The first place that I love to visit when I go anywhere is the cemetery. Cemeteries are full of history. Siobhan Kilfeather spends a lot of the first chapter of Dublin:A Cultural History interweaving the historically relevant events with the religious context that surrounds them. You can tell reading through the chapter that religious beliefs run deep in Ireland. This site is an example of how far back those roots go.
The lush green hills that surround the cemetery combined with the moss covering the stones of the gravestones are eerily beautiful. The graves themselves serve to remind an observer that death comes to all. Kilfeather’s history traces the many different conquerers in Ireland’s History. This Monastic site was built around the 6th century. She mentions the Normans invading around 140 and the next invading force were the Vikings around the 9th Century. Ireland is renowned for its saints and monasteries play a big role in that.
The Celtic cross is also found in this graveyard. It is another sign of an enduring tradition. The Celtic cross is still seen today. Despite the tensions between Protestantism and Catholicism in the region, it not only endures as a Christian symbol, but it also serves as a symbol of Irish pride.

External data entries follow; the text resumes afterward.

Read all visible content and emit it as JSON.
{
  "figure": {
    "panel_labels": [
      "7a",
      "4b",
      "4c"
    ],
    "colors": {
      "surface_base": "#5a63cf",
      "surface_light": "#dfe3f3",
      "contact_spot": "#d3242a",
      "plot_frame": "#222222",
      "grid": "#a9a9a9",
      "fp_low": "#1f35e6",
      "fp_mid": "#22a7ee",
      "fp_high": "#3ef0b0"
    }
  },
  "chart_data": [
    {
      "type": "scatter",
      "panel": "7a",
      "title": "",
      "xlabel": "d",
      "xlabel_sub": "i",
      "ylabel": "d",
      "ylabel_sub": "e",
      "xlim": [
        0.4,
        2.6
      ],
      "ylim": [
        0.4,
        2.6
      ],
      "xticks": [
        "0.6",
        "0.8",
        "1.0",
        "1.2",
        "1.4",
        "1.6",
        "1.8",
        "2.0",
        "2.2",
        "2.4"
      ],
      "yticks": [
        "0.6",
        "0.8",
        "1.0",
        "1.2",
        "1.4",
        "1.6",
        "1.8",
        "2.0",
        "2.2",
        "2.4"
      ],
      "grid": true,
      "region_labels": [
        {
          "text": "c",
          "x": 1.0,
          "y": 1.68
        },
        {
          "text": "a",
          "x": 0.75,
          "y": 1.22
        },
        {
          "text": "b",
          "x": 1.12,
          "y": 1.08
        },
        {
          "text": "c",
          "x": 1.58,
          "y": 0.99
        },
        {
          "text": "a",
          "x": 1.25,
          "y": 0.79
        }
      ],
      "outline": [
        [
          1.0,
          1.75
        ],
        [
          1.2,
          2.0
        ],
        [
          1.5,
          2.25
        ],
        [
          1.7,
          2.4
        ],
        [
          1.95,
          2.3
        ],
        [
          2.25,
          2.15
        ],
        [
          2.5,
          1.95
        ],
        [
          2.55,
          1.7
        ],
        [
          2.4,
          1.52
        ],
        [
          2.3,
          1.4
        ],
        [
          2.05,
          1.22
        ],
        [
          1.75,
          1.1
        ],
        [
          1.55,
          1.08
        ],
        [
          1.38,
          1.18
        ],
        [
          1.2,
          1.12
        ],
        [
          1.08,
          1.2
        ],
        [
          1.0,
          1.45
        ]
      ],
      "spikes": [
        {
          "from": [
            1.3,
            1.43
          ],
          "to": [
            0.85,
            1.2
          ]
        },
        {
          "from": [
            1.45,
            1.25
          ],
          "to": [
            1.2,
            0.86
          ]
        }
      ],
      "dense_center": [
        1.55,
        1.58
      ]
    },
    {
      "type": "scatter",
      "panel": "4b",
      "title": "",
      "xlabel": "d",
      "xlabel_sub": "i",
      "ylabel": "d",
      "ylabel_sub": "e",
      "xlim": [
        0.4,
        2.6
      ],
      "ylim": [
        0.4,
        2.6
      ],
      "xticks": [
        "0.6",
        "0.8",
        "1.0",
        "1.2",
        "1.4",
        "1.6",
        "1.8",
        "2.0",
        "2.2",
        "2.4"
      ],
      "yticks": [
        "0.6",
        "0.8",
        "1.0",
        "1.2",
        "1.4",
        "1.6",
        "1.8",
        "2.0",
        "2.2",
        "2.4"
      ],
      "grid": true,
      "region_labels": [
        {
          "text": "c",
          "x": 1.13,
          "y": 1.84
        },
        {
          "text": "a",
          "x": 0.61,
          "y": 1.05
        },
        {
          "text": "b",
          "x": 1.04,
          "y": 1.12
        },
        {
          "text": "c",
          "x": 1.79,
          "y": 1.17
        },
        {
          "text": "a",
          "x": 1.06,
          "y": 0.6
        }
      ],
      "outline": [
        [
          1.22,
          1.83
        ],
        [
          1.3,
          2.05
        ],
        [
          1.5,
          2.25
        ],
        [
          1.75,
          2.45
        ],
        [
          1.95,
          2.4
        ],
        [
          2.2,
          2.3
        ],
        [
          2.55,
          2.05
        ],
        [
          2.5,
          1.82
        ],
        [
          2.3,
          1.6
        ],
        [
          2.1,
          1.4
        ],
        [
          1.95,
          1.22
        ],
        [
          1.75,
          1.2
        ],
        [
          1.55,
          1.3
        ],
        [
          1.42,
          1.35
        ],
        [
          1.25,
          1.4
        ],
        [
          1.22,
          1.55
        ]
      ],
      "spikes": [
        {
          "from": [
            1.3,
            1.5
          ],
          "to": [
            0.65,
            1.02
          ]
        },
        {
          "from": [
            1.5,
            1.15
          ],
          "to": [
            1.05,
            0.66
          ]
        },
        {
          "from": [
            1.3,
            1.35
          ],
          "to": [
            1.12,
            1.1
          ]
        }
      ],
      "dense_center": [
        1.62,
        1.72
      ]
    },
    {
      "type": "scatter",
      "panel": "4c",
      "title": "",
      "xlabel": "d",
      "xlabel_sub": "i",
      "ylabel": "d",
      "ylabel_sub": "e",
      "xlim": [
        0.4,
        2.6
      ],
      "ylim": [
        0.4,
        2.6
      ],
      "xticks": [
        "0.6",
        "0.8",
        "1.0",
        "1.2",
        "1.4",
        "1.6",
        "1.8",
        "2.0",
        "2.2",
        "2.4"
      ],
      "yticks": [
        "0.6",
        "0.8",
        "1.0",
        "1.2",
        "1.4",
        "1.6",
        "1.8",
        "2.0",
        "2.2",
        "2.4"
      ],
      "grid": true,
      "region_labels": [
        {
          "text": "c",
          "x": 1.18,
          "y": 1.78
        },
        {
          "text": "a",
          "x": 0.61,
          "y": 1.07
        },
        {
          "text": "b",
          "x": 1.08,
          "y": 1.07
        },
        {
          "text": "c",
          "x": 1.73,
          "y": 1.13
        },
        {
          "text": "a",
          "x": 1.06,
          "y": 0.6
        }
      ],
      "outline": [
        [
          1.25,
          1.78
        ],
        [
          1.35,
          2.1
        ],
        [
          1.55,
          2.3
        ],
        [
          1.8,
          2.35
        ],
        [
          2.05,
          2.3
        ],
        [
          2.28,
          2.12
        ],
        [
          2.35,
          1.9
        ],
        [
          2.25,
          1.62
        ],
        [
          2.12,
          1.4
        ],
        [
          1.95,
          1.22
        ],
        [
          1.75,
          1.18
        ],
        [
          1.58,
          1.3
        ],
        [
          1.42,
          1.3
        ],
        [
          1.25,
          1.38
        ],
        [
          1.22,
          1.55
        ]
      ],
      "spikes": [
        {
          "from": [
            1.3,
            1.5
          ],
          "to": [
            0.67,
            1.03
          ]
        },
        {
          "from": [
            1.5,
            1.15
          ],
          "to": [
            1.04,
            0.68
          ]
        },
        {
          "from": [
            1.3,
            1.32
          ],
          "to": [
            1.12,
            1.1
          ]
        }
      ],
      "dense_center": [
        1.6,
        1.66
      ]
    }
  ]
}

Both Kilfeather and Eavan Boland both express how hard it is to convey the history of a land through imagery and a guided tour. Likewise, this virtual view falls short of an actual experience. I cannot get a sense of the air or of the atmosphere surrounding this site. While the mossy graves give me a sense of dampness, photography, like cartography is limited. I love to visit cemeteries when I visit places because they are full of atmosphere and history, because the stories of the past can be found in the ways that the dead are remembered.